58. En ce qui concerne le cas particulier, il convient de noter qu'il a été
convenu que :
i. Le demandeur a été reconnu coupable d'abus de confiance et d'abus de
biens sociaux le 23 mars 2021 par le Tribunal de première instance d'Abidjan
et condamné à cinq (5) ans d'emprisonnement et à une amende de 500.000
FCFA (voir le jugement n° 1273/2021 rendu par le Tribunal de première
instance d'Abidjan, annexé à la requête, dont le contenu est ici intégralement
reproduit).
ii. En outre, le tribunal l'a condamné, ainsi que M. Y Aq, à
verser à la partie civile la somme de six cents millions (600 000 000) de
francs CFA à titre de dommages et intérêts.
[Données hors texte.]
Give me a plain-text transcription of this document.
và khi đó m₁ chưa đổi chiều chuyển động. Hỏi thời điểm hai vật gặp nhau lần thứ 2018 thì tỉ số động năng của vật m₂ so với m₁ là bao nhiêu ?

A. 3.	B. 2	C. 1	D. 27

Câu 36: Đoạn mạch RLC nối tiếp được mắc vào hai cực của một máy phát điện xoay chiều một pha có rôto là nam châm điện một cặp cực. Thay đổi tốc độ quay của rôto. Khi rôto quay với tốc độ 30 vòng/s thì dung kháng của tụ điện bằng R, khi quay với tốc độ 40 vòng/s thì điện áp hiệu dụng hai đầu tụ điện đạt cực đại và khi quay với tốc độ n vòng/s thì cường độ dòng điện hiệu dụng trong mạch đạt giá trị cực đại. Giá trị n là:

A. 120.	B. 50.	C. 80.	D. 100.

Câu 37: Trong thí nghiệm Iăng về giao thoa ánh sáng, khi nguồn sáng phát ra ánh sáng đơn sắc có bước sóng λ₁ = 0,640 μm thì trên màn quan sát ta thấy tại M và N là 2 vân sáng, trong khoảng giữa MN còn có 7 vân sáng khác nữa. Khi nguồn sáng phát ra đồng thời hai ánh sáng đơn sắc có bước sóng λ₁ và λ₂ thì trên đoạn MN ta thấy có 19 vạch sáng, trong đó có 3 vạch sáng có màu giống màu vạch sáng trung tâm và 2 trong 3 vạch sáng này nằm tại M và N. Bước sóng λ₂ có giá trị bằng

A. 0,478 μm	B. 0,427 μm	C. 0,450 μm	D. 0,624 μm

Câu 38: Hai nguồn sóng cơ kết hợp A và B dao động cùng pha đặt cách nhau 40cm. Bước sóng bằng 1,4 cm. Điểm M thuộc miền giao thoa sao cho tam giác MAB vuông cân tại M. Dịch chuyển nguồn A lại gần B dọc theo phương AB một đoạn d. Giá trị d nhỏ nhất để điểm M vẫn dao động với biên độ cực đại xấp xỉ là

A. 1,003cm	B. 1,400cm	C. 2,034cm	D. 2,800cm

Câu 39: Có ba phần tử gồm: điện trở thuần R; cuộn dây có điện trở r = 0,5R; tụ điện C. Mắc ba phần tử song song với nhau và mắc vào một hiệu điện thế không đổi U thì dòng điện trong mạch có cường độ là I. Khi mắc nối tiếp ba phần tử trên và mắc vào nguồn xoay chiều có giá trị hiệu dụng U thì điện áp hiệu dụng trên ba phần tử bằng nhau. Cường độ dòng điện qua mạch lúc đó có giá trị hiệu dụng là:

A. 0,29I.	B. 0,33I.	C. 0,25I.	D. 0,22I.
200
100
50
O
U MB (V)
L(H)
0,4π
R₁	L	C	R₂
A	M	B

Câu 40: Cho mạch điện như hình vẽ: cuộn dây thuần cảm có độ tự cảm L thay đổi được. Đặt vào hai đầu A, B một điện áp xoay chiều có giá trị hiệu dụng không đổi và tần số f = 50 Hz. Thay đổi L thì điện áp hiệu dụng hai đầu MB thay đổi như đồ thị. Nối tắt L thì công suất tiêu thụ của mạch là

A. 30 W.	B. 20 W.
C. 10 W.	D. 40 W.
iii. Le demandeur a fait appel de ce jugement devant la Cour d'appel
d'Abidjan.
iv. En appel, le demandeur a demandé une mise en liberté provisoire et la
Cour d'appel a rendu un arrêt le 29 décembre 2021 lui accordant cette mise
en liberté (voir l"" Attestation du bordereau de l'arrêt n° 1199/2021 de mise
en liberté provisoire rendu le 29 décembre 2021 par la Cour d'appel
d'Abidjan ", jointe à la requête initiale, dont le contenu est ici intégralement
reproduit).
v. Le procureur général de la cour d'appel s'est pourvu en cassation contre le
jugement de mise en liberté provisoire et a maintenu le réclamant en
détention, en application de l'article 605 du code de procédure pénale.
59. L'article 605 stipule que
" Pendant la durée du pourvoi en cassation et, s'il y a lieu, jusqu'au prononcé
de l'arrêt de la Cour de cassation, il est sursis à l'exécution de l'arrêt attaqué,
sauf en ce qui concerne les condamnations civiles".
60. En ce qui concerne cet article, la Cour a jugé dans l'affaire AP
Ap Aa Ab c. RÉPUBLIQUE DE COTE D'IVOIRE, arrêt n°
ECW/CCI/JUD/09/21, paragraphes 72 à 76, que :
“72. En outre, la ligne directrice 16 des LIGNES DIRECTRICES SUR LES
APPELS ET PROCÉDURES RELATIVES AU DROIT DE TOUTE
PERSONNE DÉPRISÉE DE SA LIBERTÉ prévoit que “ Lorsque l'ordre
judiciaire de mise en liberté prend effet, il doit être respecté immédiatement,
car la poursuite de la détention serait considérée comme arbitraire". Cette
ligne directrice confère au pouvoir judiciaire la responsabilité de superviser
les décisions relatives à la détention et à la libération des personnes
soupçonnées d'infractions pénales. Cette responsabilité n'est pas attribuée à
l'exécutif, qui dans ce cas est le ministère public, et ne devrait pas être
partagée par lui.
73. En conclusion, la Cour résume l'analyse faite dans les paragraphes
précédents et conclut que ;
a) L'article 605 du CPP suspend la période de détention prévue à l'article
166 et permet ainsi une période de détention indéfinie qui n'a aucun
fondement dans les principes des normes internationales pour la
protection du droit à la liberté d'un individu et qui est donc arbitraire.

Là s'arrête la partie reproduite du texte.